The Company has incurred and expects to continue to incur additional costs in pursuit of its initial Business Combination. The Company has determined that it will not be able to sustain operations for the next twelve months without additional financing. As of December 31, 2023, the Company had $631,337 in its operating bank account available for working capital needs, $24,554,804 investments in liquid securities held in trust, which are not available for working capital needs, and a working capital deficit of $2,101,522. To date, the Company’s liquidity needs have been satisfied through a payment of $25,000 from the Former Sponsor to cover certain expenses on behalf of the Company in exchange for the issuance of the founder shares (as defined in Note 4), a Note Payable to Former Sponsor (Note 5) in the amount of $563,009 and net borrowings of $988,402 pursuant to the Convertible Promissory Note issued to the Former Sponsor (Note 4). The Company fully repaid the Note Payable to Sponsor on October 7, 2021.

On July 31, 2023, the Company issued a non-interest-bearing promissory note in the aggregate principal amount of up to $1,052,644 to the Former Sponsor (the “Extension Promissory Note”).

At closing of the Purchase Agreement with Sponsor on November 2, 2023, the Convertible Promissory Note and Extension Promissory Note were terminated and of no further force and effect, resulting in loan forgiveness by the note holder.

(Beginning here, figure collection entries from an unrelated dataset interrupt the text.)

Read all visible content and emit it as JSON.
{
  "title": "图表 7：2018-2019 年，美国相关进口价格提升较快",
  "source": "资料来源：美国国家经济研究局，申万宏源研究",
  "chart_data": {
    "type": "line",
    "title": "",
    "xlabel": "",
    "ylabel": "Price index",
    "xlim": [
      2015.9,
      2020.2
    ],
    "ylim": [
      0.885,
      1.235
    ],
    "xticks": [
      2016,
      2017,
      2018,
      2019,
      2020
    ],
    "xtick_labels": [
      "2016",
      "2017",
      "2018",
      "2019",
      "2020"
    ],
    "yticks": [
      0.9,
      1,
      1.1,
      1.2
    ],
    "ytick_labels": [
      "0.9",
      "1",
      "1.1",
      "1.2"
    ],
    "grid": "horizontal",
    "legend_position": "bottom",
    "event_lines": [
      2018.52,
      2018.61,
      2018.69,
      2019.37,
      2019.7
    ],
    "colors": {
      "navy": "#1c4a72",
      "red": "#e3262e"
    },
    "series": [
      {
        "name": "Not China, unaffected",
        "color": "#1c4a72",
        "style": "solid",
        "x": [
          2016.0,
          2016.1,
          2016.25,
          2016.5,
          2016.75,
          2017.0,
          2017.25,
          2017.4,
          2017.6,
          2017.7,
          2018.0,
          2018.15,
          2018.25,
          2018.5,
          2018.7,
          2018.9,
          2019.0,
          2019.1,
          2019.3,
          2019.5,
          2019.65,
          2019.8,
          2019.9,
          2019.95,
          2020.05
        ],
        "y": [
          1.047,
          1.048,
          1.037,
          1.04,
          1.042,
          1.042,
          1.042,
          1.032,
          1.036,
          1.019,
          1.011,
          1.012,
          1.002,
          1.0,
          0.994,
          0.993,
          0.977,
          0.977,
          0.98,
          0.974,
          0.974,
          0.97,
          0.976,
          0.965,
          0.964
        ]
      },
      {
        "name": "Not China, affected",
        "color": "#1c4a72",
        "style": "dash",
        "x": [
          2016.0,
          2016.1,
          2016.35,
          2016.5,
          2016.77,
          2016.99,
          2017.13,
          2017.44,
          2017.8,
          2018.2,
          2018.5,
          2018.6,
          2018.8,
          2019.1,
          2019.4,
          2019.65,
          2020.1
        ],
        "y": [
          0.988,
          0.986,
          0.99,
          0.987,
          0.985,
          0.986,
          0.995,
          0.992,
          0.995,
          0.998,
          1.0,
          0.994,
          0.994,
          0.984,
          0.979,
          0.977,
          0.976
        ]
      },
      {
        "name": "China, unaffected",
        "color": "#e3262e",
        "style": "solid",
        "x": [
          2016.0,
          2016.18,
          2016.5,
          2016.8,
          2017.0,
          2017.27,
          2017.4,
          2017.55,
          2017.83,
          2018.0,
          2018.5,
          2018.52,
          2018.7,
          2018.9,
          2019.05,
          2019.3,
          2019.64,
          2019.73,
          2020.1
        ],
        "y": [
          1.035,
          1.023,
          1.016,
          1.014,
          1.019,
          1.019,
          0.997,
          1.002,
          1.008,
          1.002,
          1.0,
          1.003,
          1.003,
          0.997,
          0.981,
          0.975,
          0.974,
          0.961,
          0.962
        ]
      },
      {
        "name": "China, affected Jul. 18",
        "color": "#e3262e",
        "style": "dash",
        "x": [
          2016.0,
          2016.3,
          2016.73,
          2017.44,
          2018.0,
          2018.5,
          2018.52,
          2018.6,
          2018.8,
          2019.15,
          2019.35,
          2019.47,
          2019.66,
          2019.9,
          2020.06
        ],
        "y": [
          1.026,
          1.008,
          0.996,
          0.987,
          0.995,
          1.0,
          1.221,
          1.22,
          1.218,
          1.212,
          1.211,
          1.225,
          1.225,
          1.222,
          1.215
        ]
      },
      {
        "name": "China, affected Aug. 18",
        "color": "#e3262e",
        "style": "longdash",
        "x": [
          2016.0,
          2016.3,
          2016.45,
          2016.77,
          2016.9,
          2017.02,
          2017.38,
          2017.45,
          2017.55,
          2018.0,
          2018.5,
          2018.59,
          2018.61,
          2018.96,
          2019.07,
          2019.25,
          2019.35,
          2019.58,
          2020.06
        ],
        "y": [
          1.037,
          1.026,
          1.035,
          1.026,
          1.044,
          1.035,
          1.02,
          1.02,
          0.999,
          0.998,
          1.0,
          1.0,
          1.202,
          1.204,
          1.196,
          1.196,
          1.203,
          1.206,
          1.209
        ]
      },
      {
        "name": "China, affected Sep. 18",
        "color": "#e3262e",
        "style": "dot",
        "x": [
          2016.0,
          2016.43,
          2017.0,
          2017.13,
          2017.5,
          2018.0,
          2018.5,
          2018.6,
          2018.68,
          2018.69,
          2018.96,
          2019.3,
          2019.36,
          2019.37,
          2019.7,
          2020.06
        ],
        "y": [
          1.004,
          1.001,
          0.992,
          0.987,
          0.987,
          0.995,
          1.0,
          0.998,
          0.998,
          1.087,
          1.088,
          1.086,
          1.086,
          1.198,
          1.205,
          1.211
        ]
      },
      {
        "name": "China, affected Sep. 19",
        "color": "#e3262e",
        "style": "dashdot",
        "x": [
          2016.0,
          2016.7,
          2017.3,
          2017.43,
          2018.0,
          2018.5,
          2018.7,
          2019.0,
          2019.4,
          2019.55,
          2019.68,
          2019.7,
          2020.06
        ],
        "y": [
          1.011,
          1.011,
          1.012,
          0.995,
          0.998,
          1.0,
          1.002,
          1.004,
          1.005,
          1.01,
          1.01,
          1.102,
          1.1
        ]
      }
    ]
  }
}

In association with the Subscription Agreement (discussed in Note 3), the Company had borrowed $850,000. Following approval by the Company’s stockholders at the October 2023 Special Meeting, the Company’s amended and restated certificate of incorporation was amended to further extend the period of time by which the Company has to consummate an initial Business Combination to July 31, 2024, the New Termination Date.

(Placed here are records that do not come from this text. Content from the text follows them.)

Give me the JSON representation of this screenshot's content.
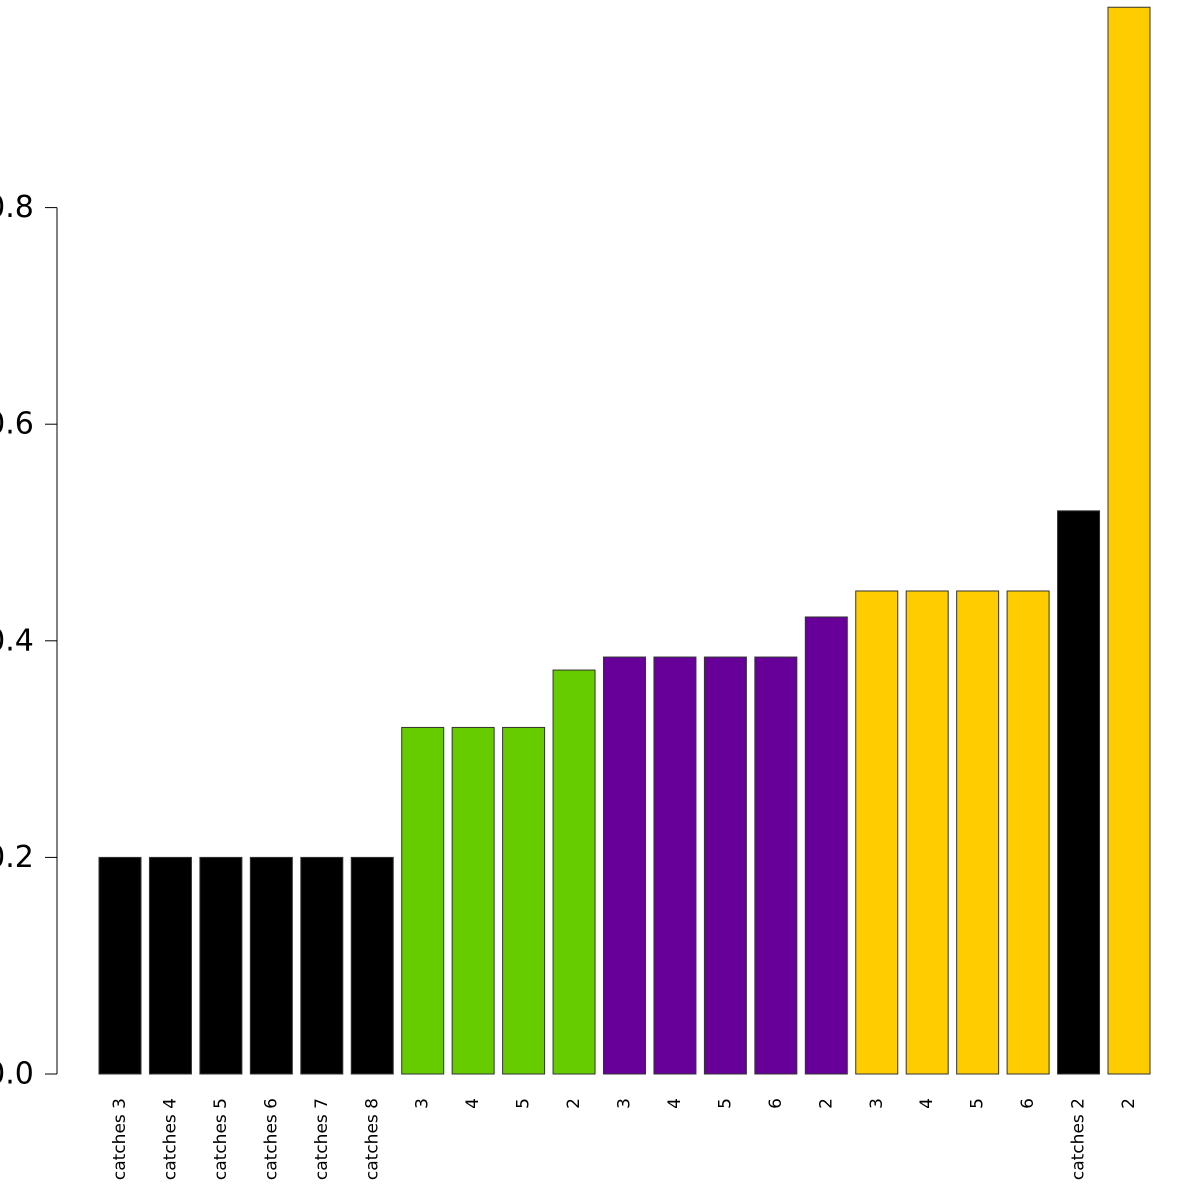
{
  "chart_data": {
    "type": "bar",
    "title": "",
    "xlabel": "",
    "ylabel": "",
    "ylim": [
      0,
      1.0
    ],
    "grid": false,
    "legend": "none",
    "yticks": [
      0.0,
      0.2,
      0.4,
      0.6,
      0.8
    ],
    "ytick_labels": [
      "0.0",
      "0.2",
      "0.4",
      "0.6",
      "0.8"
    ],
    "categories": [
      "catches 3",
      "catches 4",
      "catches 5",
      "catches 6",
      "catches 7",
      "catches 8",
      "3",
      "4",
      "5",
      "2",
      "3",
      "4",
      "5",
      "6",
      "2",
      "3",
      "4",
      "5",
      "6",
      "catches 2",
      "2"
    ],
    "values": [
      0.2,
      0.2,
      0.2,
      0.2,
      0.2,
      0.2,
      0.32,
      0.32,
      0.32,
      0.373,
      0.385,
      0.385,
      0.385,
      0.385,
      0.422,
      0.446,
      0.446,
      0.446,
      0.446,
      0.52,
      0.985
    ],
    "colors": [
      "#000000",
      "#000000",
      "#000000",
      "#000000",
      "#000000",
      "#000000",
      "#66cc00",
      "#66cc00",
      "#66cc00",
      "#66cc00",
      "#660099",
      "#660099",
      "#660099",
      "#660099",
      "#660099",
      "#ffcc00",
      "#ffcc00",
      "#ffcc00",
      "#ffcc00",
      "#000000",
      "#ffcc00"
    ]
  }
}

In connection with the Company’s assessment of going concern considerations in accordance with FASB’s Accounting Standards Update (“ASU”) 2014-15, “Disclosures of Uncertainties about an Entity’s Ability to Continue as a Going Concern,” management has determined that the mandatory liquidation and subsequent dissolution, should the Company be unable to complete an initial Business Combination, raises substantial doubt about the Company’s ability to continue as a going concern. The Company has until July 31, 2024, to consummate a Business Combination. It is uncertain that the Company will be able to consummate an initial Business Combination by this time. If an initial Business Combination is not consummated by this date, and the New Termination Date is not extended beyond July 31, 2024, there will be a mandatory liquidation and subsequent dissolution. No adjustments have been made to the carrying amounts of assets or liabilities should the Company be required to liquidate after July 31, 2024

On March 11, 2024, the Company entered into a proposed Business Combination Agreement with XCF.